Reviewer of Dining Establishments (PRODE), you must every two years pass a rigorous and continually updated examination. I didn't pass until my third attempt because, frankly, it's tough.
The adjective section alone is monstrous. Consider this fill-in-the-blank question that still haunts me:
"We enjoyed a _________chowder that was served _______ hot."
I wrote "tasty" and "swelteringly," and both were wrong. The correct answers would have read: "We enjoyed a hearty chowder that was served piping hot."
All that's out the window now, thanks to Guy Fieri and the snappy lingo he throws out on his "Diners, Drive-Ins & Dives" program - all of which has been incorporated by PRODEs the world over. No longer is a steak grilled to perfection. A steak is "out of bounds," "off the hook," "money" or "taking a trip to Flavor Town."

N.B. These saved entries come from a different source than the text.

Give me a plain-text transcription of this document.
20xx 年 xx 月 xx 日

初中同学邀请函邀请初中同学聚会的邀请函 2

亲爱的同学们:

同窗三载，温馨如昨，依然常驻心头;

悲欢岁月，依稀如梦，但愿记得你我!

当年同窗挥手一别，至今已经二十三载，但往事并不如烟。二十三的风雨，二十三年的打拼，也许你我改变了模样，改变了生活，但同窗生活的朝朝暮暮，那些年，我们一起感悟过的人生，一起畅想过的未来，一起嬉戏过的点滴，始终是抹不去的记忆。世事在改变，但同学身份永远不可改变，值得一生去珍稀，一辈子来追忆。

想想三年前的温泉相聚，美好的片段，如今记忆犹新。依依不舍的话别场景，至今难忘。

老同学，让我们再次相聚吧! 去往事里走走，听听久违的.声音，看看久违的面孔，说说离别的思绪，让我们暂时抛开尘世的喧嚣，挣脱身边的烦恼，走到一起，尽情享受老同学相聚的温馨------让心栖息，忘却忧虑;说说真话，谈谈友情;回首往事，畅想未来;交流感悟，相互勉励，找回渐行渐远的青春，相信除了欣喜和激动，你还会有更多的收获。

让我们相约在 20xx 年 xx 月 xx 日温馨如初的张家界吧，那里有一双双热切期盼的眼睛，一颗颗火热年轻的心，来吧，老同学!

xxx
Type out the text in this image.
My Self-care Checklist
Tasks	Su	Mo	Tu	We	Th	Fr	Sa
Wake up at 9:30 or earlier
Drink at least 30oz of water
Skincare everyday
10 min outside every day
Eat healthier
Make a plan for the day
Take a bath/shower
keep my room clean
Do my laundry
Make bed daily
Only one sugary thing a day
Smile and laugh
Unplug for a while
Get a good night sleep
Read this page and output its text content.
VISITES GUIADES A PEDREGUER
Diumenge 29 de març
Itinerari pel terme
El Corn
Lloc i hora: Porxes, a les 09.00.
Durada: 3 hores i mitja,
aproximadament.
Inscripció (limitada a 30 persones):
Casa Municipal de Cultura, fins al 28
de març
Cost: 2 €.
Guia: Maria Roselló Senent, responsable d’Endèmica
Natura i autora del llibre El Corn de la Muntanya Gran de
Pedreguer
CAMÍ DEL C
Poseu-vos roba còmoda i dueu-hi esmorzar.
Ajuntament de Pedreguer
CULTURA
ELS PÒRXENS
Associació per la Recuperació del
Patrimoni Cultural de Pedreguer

If Guy says it, it's good enough for me! What follows are three recent trips to Flavor Town I've taken that were respectively off the hook, out of bounds, and money.
The Black Eye Pea,
This is a tiny, work-in-progress soul/comfort food spot hard to a coin laundry, and the co-mingling scents coming from the restaurant's kitchen and the warm, tossed-drying clothes next door are heavenly reminiscent of home.
The menu includes Southern staples like pork chops, fried chicken, dirty rice, gumbo and a rotating list of sides such as mac 'n' cheese, greens, and cabbage.
The fish sandwich ($6.50) is just one of the Pea masterpieces. It's deceptively simple, as a Dixie fish sandwich should be. You've got a massive, butterflied slab of white fish, coated with cornmeal - none of that beer batter-y coating associated with New England-style fish 'n' chips. You flash fry the fish and plop it on an undersized, plain hamburger bun.
The fish spreads out in all directions and makes the bun look like a small derby on a fat man's head - but that's okay. The bun serves as an anchor to hold the construct together. Grip it by the bun and nibble around the edges and enjoy the crisped, grainy exterior working hand in hand with the hot, moist fish. When you do get a bite of bread, it's a subtle but fun contrast.
You won't find a better fish sandwich in the area. Period.
Barking Dogs atop Parmesan Fries, Plan B Burger Bar, Glastonbury
Glastonbury is the sort of town where, on the occasions I might be there for one reason or another, business owners direct me to the back door, assuming I'm delivering something.
Nonetheless, I was recently seated at Plan B, a really pleasant fern/sports bar-type restaurant in a classy shopping cluster on the Hebron Avenue strip. Plan B is renowned for its designer burgers - and, indeed, those being ravenously consumed by nearby diners looked terrific.
Still, from the appetizer selections, I tried Barking Dogs ($8.59), which are three Sabbretts all-beef mini chili-cheese dogs nestled atop a clump of fries. The immediate adjustment to the plan was to upgrade to Parmesan fries (additional $2) - and it worked out beautifully.
The dogs were of terrific quality, with a distinct peppery tang and a pop when you bit into them. Artfully balanced atop the buns was a generous dollop of beef-clustered chili. Tangy melted cheddar providing a third flavor burst and simultaneously serving as an adhesive to keep the chili from drooling over.
Using a fork and knife was a superior strategy, because you can spear one of the tart Parmesan fries along with a bite of the heaping dog - and it all worked together like Queen's harmonies on "Ogre Battle."
Sliced Steak Sandwich,
On the recommendation of my pal and colleague Pete Huoppi, I wandered over to the Commoner for this rather astonishing creation. Most steak sammiches in the area are of the Philly variety - and there are no complaints here in the Philly department.
At the Commoner, though, their Sliced Steak Sandwich ($8.50) is a labor of greatness. They slice thick coins of lean, marinated tenderloin and stack them on a fresh bun. Added in properly configured portions are delicately fried onions, a rich horseradish mayo with just a hint of kick, earthy leaves of designer lettuce, and a thick gauze of melted provolone.
It's a nuanced, multi-faceted presentation with all the components working together - but the delicious beef itself is, as it should be, the instantly identifiable star of the show.
Accompanying, house-crafted potato chips weren't evenly fried, and therefore couldn't provide the anticipated crunchy counterpoint, but the sandwich itself was masterful and demands encores.